Cela n’empêche pourtant pas certains investisseurs privés de financer des travaux parfois très importants, sans aucune mesure d’obligation ni même d’incitation.

Tel est le cas par exemple :

• de la tour « FIRST » à La Défense, où près de 300 M€ ont été investis dans la rénovation très spectaculaire d’une tour amiantée et obsolète. Certes, l’amélioration de la performance énergétique était loin d’être le seul objectif : il y avait aussi le désamiantage, et un accroissement notable des surfaces habitables (par surélévation partielle) et de l’agrément des lieux. Reste que l’économie d’énergie est de l’ordre de 75 % ;

113 Loi organique relative aux lois de finance.
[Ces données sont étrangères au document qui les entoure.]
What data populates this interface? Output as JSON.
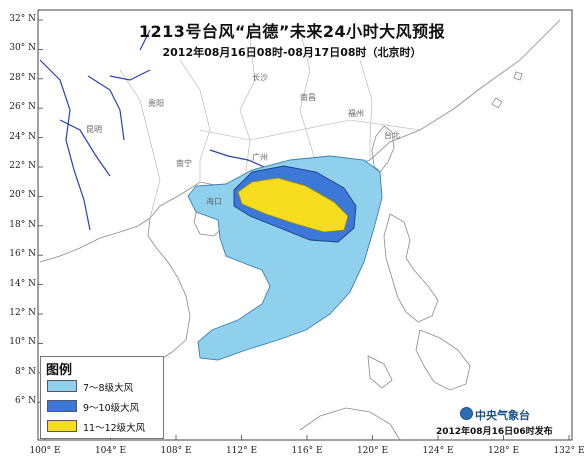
{
  "header": {
    "title": "1213号台风“启德”未来24小时大风预报",
    "subtitle": "2012年08月16日08时-08月17日08时（北京时）"
  },
  "axes": {
    "lat_labels": [
      "32° N",
      "30° N",
      "28° N",
      "26° N",
      "24° N",
      "22° N",
      "20° N",
      "18° N",
      "16° N",
      "14° N",
      "12° N",
      "10° N",
      "8° N",
      "6° N"
    ],
    "lon_labels": [
      "100° E",
      "104° E",
      "108° E",
      "112° E",
      "116° E",
      "120° E",
      "124° E",
      "128° E",
      "132° E"
    ]
  },
  "cities": {
    "changsha": "长沙",
    "guiyang": "贵阳",
    "kunming": "昆明",
    "fuzhou": "福州",
    "nanchang": "南昌",
    "guangzhou": "广州",
    "nanning": "南宁",
    "taibei": "台北",
    "haikou": "海口"
  },
  "legend": {
    "title": "图例",
    "items": [
      {
        "label": "7～8级大风",
        "color": "#8fd0ec"
      },
      {
        "label": "9～10级大风",
        "color": "#3c78d8"
      },
      {
        "label": "11～12级大风",
        "color": "#f5dc1e"
      }
    ]
  },
  "footer": {
    "agency": "中央气象台",
    "issued": "2012年08月16日06时发布"
  },
  "colors": {
    "land": "#ffffff",
    "sea": "#ffffff",
    "rivers": "#2a3fb8",
    "borders": "#999999"
  }
}
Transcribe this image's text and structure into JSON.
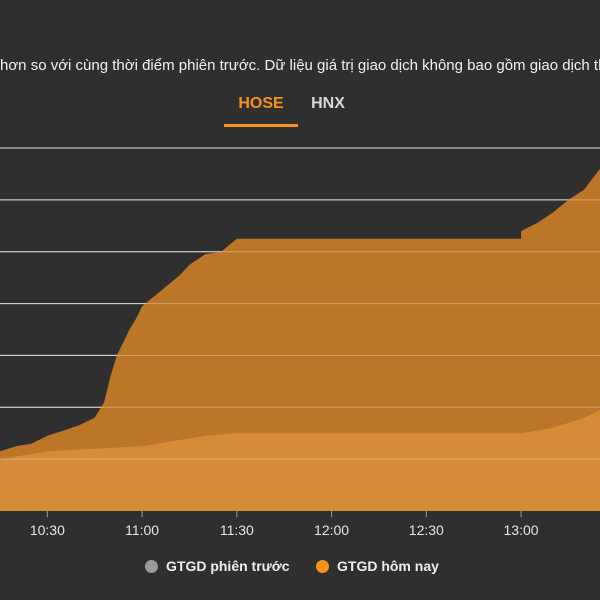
{
  "note": "hơn so với cùng thời điểm phiên trước. Dữ liệu giá trị giao dịch không bao gồm giao dịch thỏa thuận.",
  "tabs": [
    {
      "label": "HOSE",
      "active": true
    },
    {
      "label": "HNX",
      "active": false
    }
  ],
  "colors": {
    "background": "#2f2f2f",
    "accent": "#f7941d",
    "today_fill": "#c47a28",
    "previous_fill": "#d88f38",
    "gridline": "#d9d9d9",
    "previous_legend": "#9a9a9a"
  },
  "chart_data": {
    "type": "area",
    "title": "",
    "xlabel": "",
    "ylabel": "",
    "xlim": [
      "10:15",
      "13:25"
    ],
    "ylim": [
      0,
      7
    ],
    "grid": true,
    "legend_position": "bottom",
    "x_ticks": [
      "10:30",
      "11:00",
      "11:30",
      "12:00",
      "12:30",
      "13:00",
      "13:"
    ],
    "series": [
      {
        "name": "GTGD hôm nay",
        "color": "#c47a28",
        "x": [
          "10:15",
          "10:20",
          "10:25",
          "10:30",
          "10:35",
          "10:40",
          "10:45",
          "10:48",
          "10:50",
          "10:52",
          "10:54",
          "10:56",
          "10:58",
          "11:00",
          "11:05",
          "11:10",
          "11:12",
          "11:15",
          "11:20",
          "11:25",
          "11:30",
          "11:40",
          "12:00",
          "12:30",
          "13:00",
          "13:00",
          "13:05",
          "13:10",
          "13:15",
          "13:20",
          "13:25"
        ],
        "values": [
          1.15,
          1.25,
          1.3,
          1.45,
          1.55,
          1.65,
          1.8,
          2.1,
          2.6,
          3.0,
          3.25,
          3.5,
          3.7,
          3.95,
          4.2,
          4.45,
          4.55,
          4.75,
          4.95,
          5.0,
          5.25,
          5.25,
          5.25,
          5.25,
          5.25,
          5.4,
          5.55,
          5.75,
          6.0,
          6.2,
          6.6
        ]
      },
      {
        "name": "GTGD phiên trước",
        "color": "#d88f38",
        "x": [
          "10:15",
          "10:30",
          "10:45",
          "11:00",
          "11:05",
          "11:10",
          "11:20",
          "11:30",
          "12:00",
          "12:30",
          "13:00",
          "13:10",
          "13:20",
          "13:25"
        ],
        "values": [
          1.0,
          1.15,
          1.2,
          1.25,
          1.3,
          1.35,
          1.45,
          1.5,
          1.5,
          1.5,
          1.5,
          1.6,
          1.8,
          1.95
        ]
      }
    ]
  },
  "legend": [
    {
      "label": "GTGD phiên trước",
      "color": "#9a9a9a"
    },
    {
      "label": "GTGD hôm nay",
      "color": "#f7941d"
    }
  ]
}
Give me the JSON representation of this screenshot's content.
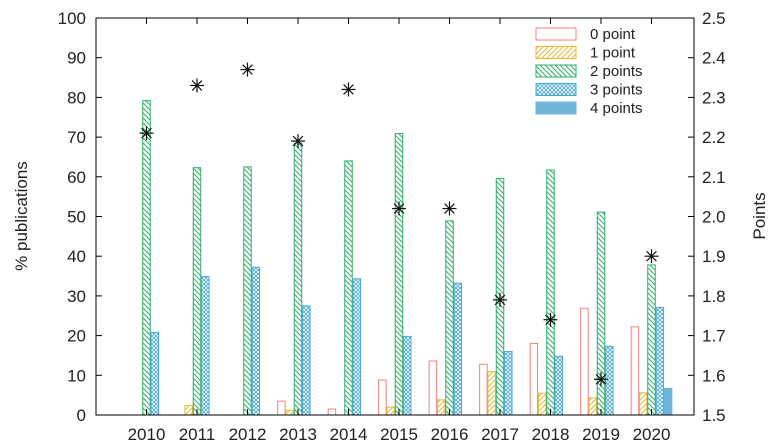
{
  "chart_data": {
    "type": "bar",
    "categories": [
      "2010",
      "2011",
      "2012",
      "2013",
      "2014",
      "2015",
      "2016",
      "2017",
      "2018",
      "2019",
      "2020"
    ],
    "series": [
      {
        "name": "0 point",
        "axis": "left",
        "pattern": "outline",
        "color": "#f08080",
        "values": [
          0,
          0,
          0,
          3.5,
          1.5,
          8.8,
          13.6,
          12.8,
          18.0,
          26.9,
          22.2
        ]
      },
      {
        "name": "1 point",
        "axis": "left",
        "pattern": "hatch-forward",
        "color": "#e8b83a",
        "values": [
          0,
          2.4,
          0,
          1.2,
          0,
          2.0,
          3.8,
          10.9,
          5.5,
          4.3,
          5.6
        ]
      },
      {
        "name": "2 points",
        "axis": "left",
        "pattern": "hatch-back",
        "color": "#2fae68",
        "values": [
          79.2,
          62.3,
          62.5,
          68.5,
          64.0,
          70.9,
          48.9,
          59.6,
          61.7,
          51.1,
          37.8
        ]
      },
      {
        "name": "3 points",
        "axis": "left",
        "pattern": "crosshatch",
        "color": "#4aa8d8",
        "values": [
          20.8,
          34.9,
          37.2,
          27.5,
          34.3,
          19.8,
          33.2,
          16.0,
          14.8,
          17.3,
          27.1
        ]
      },
      {
        "name": "4 points",
        "axis": "left",
        "pattern": "solid",
        "color": "#6fb7d9",
        "values": [
          0,
          0,
          0,
          0,
          0,
          0,
          0,
          0,
          0,
          0,
          6.7
        ]
      }
    ],
    "markers": {
      "axis": "right",
      "symbol": "asterisk",
      "values": [
        2.21,
        2.33,
        2.37,
        2.19,
        2.32,
        2.02,
        2.02,
        1.79,
        1.74,
        1.59,
        1.9
      ]
    },
    "ylabel": "% publications",
    "ylabel_right": "Points",
    "ylim": [
      0,
      100
    ],
    "ylim_right": [
      1.5,
      2.5
    ],
    "yticks": [
      "0",
      "10",
      "20",
      "30",
      "40",
      "50",
      "60",
      "70",
      "80",
      "90",
      "100"
    ],
    "yticks_right": [
      "1.5",
      "1.6",
      "1.7",
      "1.8",
      "1.9",
      "2.0",
      "2.1",
      "2.2",
      "2.3",
      "2.4",
      "2.5"
    ],
    "legend_position": "top-right",
    "grid": false
  }
}
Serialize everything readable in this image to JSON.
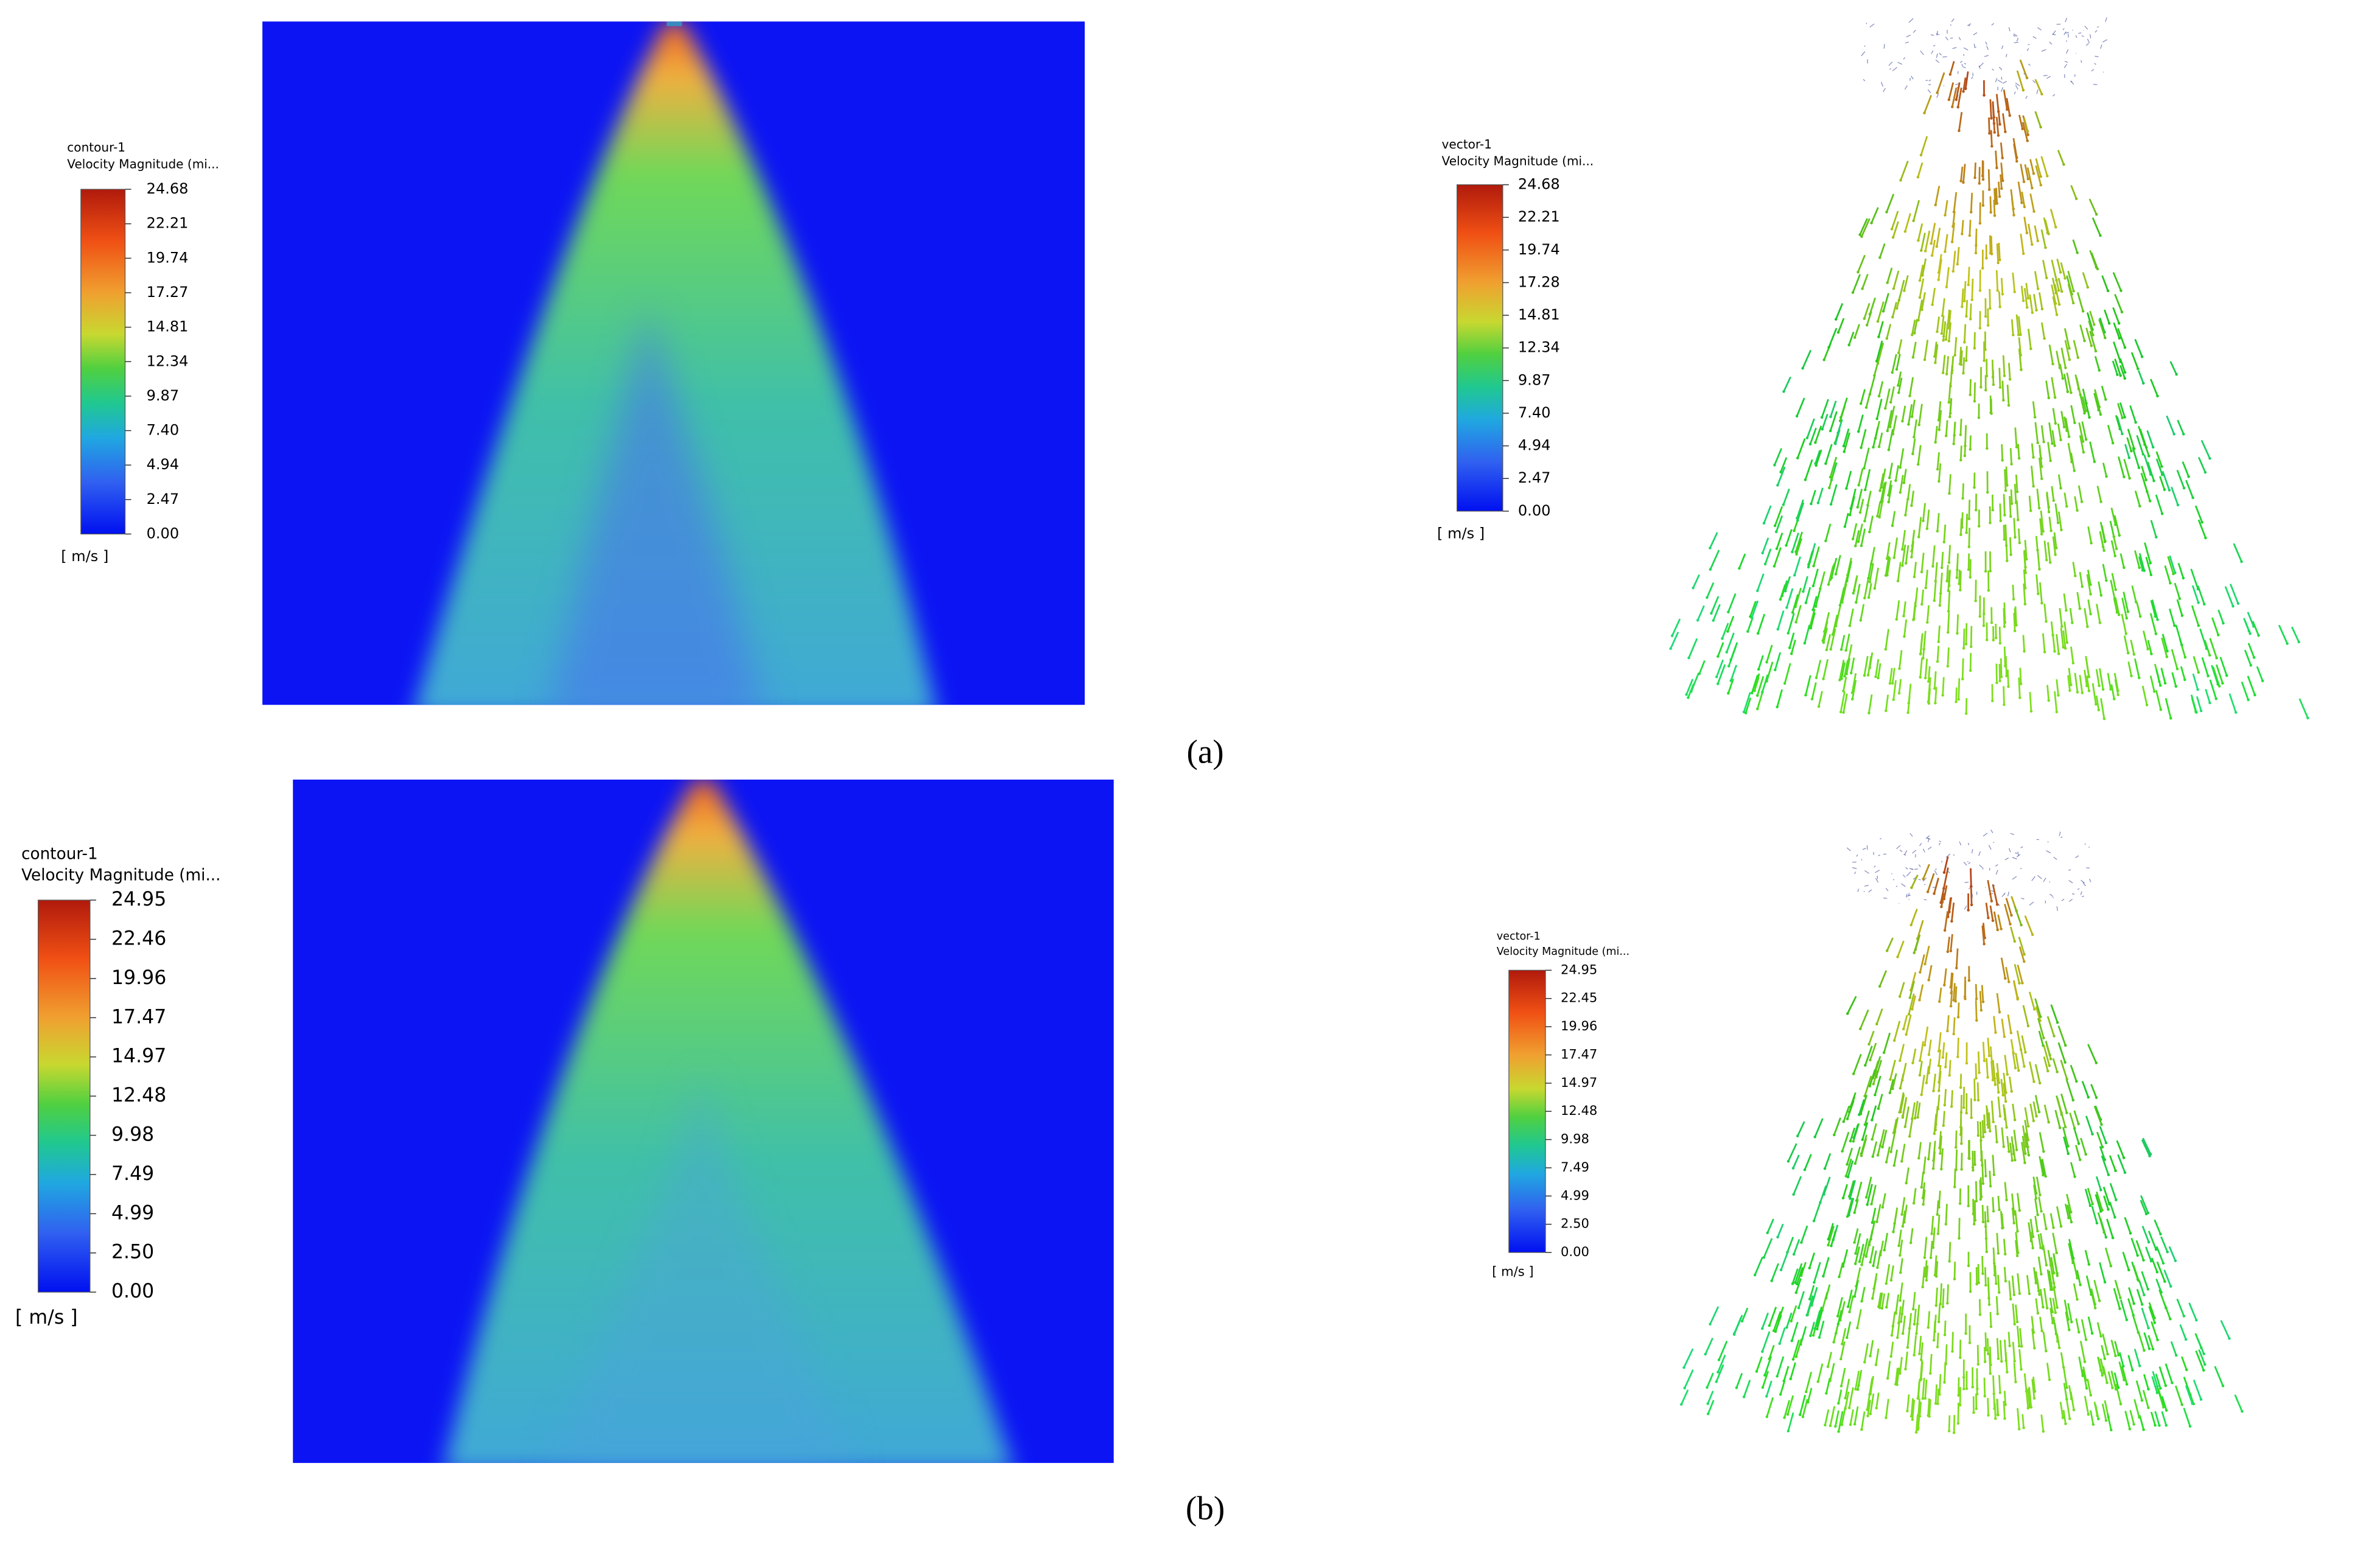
{
  "panels": [
    {
      "label": "(a)",
      "contour": {
        "title": "contour-1",
        "quantity": "Velocity Magnitude (mi...",
        "ticks": [
          "24.68",
          "22.21",
          "19.74",
          "17.27",
          "14.81",
          "12.34",
          "9.87",
          "7.40",
          "4.94",
          "2.47",
          "0.00"
        ],
        "unit": "[ m/s ]"
      },
      "vector": {
        "title": "vector-1",
        "quantity": "Velocity Magnitude (mi...",
        "ticks": [
          "24.68",
          "22.21",
          "19.74",
          "17.28",
          "14.81",
          "12.34",
          "9.87",
          "7.40",
          "4.94",
          "2.47",
          "0.00"
        ],
        "unit": "[ m/s ]"
      }
    },
    {
      "label": "(b)",
      "contour": {
        "title": "contour-1",
        "quantity": "Velocity Magnitude (mi...",
        "ticks": [
          "24.95",
          "22.46",
          "19.96",
          "17.47",
          "14.97",
          "12.48",
          "9.98",
          "7.49",
          "4.99",
          "2.50",
          "0.00"
        ],
        "unit": "[ m/s ]"
      },
      "vector": {
        "title": "vector-1",
        "quantity": "Velocity Magnitude (mi...",
        "ticks": [
          "24.95",
          "22.45",
          "19.96",
          "17.47",
          "14.97",
          "12.48",
          "9.98",
          "7.49",
          "4.99",
          "2.50",
          "0.00"
        ],
        "unit": "[ m/s ]"
      }
    }
  ]
}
• du programme de rénovation du siège du groupe Bouygues, qui vise notamment à diviser par 10 la consommation d’énergie, pour un montant d’investissement de 150 M€. Certes, il s’agit d’un investissement largement commercial, mais qui témoigne quand même d’un certaine confiance du groupe Bouygues dans la faisabilité technique, et le caractère généralisable au plan techno-économique d’une telle ambition sur le bâti existant.

Il convient de noter que la récente révision des directives européennes relatives à l’efficacité énergétique (directive 2012/27/UE du 25 octobre 2012) rappelle dès son article 5 l’importance du « rôle exemplaire des bâtiments appartenant à des organismes publics » mais ne fixe guère d’objectifs contraignants : seuls l’État est astreint – et pour une part seulement de son patrimoine immobilier – à une obligation assez modeste de « rénovation » annuelle de 3 % des surfaces. Ce n’est donc pas cette directive, que les États membres doivent transposer au plus tard le 5 juin 2014, qui va restaurer en France l’ambition initiale « État exemplaire » issue du Grenelle. Un peu paradoxalement, certaines collectivités locales, notamment les régions, vont sans doute augmenter leur avance sur l’État, alors que la directive européenne ne leur impose aucune contrainte.